SR: I think a lot of Shakespeare directors have directed from a male point of view. In the past, they sometimes saw women as they saw his clowns – any character that isn’t a nobleman or high character – being less important and roles that could be played by less-skilled actors.  Shakespeare articulated important things for women to say – things women in Elizabethan England weren’t able to say on the street.  

Romersberger

&:  Both of you have trained extensively in movement. How does that impact Fair Assembly’s work, and how has it informed the way the two of you work together? 

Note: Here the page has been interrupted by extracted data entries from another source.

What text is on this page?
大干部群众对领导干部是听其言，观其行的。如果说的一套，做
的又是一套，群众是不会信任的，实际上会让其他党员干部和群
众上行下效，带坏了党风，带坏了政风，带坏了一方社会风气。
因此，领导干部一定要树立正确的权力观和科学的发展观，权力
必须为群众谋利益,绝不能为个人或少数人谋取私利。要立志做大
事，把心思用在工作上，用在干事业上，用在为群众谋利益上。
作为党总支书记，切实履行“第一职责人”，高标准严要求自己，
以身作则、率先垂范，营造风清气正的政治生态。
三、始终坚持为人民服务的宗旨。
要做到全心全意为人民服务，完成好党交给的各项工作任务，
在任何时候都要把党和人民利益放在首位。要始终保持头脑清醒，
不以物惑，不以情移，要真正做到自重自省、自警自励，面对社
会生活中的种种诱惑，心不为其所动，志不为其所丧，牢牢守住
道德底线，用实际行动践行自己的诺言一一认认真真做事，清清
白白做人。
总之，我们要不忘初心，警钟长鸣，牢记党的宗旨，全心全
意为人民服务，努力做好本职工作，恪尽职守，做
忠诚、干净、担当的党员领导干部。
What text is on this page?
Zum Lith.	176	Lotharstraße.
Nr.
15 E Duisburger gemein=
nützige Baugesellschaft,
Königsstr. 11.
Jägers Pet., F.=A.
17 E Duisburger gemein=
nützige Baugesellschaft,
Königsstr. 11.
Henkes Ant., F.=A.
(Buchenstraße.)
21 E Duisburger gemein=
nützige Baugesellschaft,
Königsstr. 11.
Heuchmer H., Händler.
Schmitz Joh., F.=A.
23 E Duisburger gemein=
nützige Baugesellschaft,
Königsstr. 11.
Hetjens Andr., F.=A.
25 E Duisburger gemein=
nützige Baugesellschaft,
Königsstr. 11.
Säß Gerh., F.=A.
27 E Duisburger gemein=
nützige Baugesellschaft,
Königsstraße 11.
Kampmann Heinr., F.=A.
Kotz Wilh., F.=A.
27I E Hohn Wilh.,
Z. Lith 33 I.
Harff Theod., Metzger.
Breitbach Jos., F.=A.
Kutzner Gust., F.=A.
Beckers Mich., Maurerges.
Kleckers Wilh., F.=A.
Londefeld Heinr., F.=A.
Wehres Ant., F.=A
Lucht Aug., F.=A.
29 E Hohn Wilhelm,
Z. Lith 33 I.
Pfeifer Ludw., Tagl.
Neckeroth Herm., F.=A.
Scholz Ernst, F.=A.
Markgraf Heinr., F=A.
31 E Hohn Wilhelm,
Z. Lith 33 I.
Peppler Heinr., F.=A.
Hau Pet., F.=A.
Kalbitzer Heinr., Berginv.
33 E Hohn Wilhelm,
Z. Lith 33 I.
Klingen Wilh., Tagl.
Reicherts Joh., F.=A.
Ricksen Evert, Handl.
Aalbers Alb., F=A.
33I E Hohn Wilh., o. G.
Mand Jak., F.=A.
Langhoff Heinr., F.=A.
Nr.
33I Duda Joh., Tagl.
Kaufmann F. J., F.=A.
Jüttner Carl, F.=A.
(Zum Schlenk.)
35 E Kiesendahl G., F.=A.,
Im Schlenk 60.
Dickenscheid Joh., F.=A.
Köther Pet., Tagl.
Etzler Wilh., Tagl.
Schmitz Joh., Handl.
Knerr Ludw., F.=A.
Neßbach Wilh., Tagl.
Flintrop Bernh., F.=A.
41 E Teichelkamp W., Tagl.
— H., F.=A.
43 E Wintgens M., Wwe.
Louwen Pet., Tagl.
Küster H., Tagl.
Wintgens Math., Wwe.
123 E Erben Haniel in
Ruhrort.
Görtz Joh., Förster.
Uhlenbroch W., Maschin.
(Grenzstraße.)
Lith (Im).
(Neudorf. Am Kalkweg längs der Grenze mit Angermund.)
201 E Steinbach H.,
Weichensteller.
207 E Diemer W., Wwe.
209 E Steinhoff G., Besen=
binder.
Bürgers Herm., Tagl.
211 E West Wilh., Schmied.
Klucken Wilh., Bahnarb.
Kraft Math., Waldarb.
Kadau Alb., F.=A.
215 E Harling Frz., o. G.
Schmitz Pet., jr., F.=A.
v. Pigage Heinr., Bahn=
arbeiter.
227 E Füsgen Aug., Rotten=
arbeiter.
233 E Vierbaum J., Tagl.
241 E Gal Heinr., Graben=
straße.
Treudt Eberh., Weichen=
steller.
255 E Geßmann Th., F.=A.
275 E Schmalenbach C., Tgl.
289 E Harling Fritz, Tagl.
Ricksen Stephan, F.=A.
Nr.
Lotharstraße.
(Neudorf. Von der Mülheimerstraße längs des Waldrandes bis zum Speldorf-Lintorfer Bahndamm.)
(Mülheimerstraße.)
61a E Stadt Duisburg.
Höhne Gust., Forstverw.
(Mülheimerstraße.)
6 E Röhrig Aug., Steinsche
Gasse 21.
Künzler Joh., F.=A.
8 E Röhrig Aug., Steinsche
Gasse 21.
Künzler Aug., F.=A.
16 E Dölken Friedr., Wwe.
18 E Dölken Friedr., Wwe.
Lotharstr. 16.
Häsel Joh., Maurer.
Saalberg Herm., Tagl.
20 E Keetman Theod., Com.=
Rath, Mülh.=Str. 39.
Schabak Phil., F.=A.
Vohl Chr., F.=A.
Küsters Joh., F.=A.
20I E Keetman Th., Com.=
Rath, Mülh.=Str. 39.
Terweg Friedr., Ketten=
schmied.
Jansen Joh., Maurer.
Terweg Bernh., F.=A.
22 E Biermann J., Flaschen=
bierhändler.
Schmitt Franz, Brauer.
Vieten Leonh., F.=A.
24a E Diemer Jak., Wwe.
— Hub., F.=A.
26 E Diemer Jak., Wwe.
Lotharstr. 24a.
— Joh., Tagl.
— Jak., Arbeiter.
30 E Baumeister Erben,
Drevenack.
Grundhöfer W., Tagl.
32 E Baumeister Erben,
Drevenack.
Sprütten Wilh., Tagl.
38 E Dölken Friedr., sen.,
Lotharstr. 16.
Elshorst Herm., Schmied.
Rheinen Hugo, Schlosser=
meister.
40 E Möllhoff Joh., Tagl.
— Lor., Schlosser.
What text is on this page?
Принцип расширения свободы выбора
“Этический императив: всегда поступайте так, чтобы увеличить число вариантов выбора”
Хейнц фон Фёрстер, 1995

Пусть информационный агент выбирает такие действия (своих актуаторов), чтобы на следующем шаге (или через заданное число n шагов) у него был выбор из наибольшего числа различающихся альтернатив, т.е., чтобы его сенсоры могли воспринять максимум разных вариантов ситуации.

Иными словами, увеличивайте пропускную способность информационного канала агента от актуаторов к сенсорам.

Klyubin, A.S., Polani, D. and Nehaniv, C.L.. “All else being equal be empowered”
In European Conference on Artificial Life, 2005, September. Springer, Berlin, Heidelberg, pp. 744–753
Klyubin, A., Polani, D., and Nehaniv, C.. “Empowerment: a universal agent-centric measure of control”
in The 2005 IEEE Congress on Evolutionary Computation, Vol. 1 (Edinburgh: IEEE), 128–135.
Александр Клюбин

EE: Lecoq training has affected our work profoundly. Having a common language is important. At Lecoq, we learned how to take criticism. We learned about audience response and why that’s important. Creative struggle is difficult in a polite society like Dallas. But not struggling can limit creative success if you think criticizing a performance is tantamount to criticizing a person’s ability. I want to invite critics to be honest. Someone told me last time that one of our costumes was weird. I would rather hear that than, “It was boring.” But that criticism was useful to me. 

SR: We strive for simplicity, specificity, and struggle – all important in performance. Emily was my student at SMU, and over the years, we continued talking about Lecoq. I wrote her recommendation and was so thrilled when she was accepted. 

&: Last question, what do you think we can learn from Shakespeare by the way he writes female roles?  

SR: I think for the most part he’s exquisite in the way he writes women, even if it’s not super blatant in the text. Clowns are important. They can’t turn the plot, but they have intense relationships with or expose the folly of the high characters. You learn about the high characters from these low characters. 

EE: Exactly right. The clowns say what no one else can say. In Macbeth, I think we experience a lot of his descent through Lady Macbeth’s eyes. He speaks to us more than she does, but she is witnessing his hallucinations alongside us. And when he pulls away from her, nothing matters anymore. Feeling with Lady Macbeth is essential to understanding why this play is a tragedy. That an otherwise kind person has become a person who is willing to kill children. In Romeo and Juliet, Juliet tells Romeo how to love her. Can you imagine Juliet saying, “I’m fortune’s fool?” We expect it from Romeo, but Juliet is too focused, too smart, too independent to despair when things don’t work out for her. She jumps immediately into action while Romeo sobs on the ground. How brilliant and unexpected in 1598.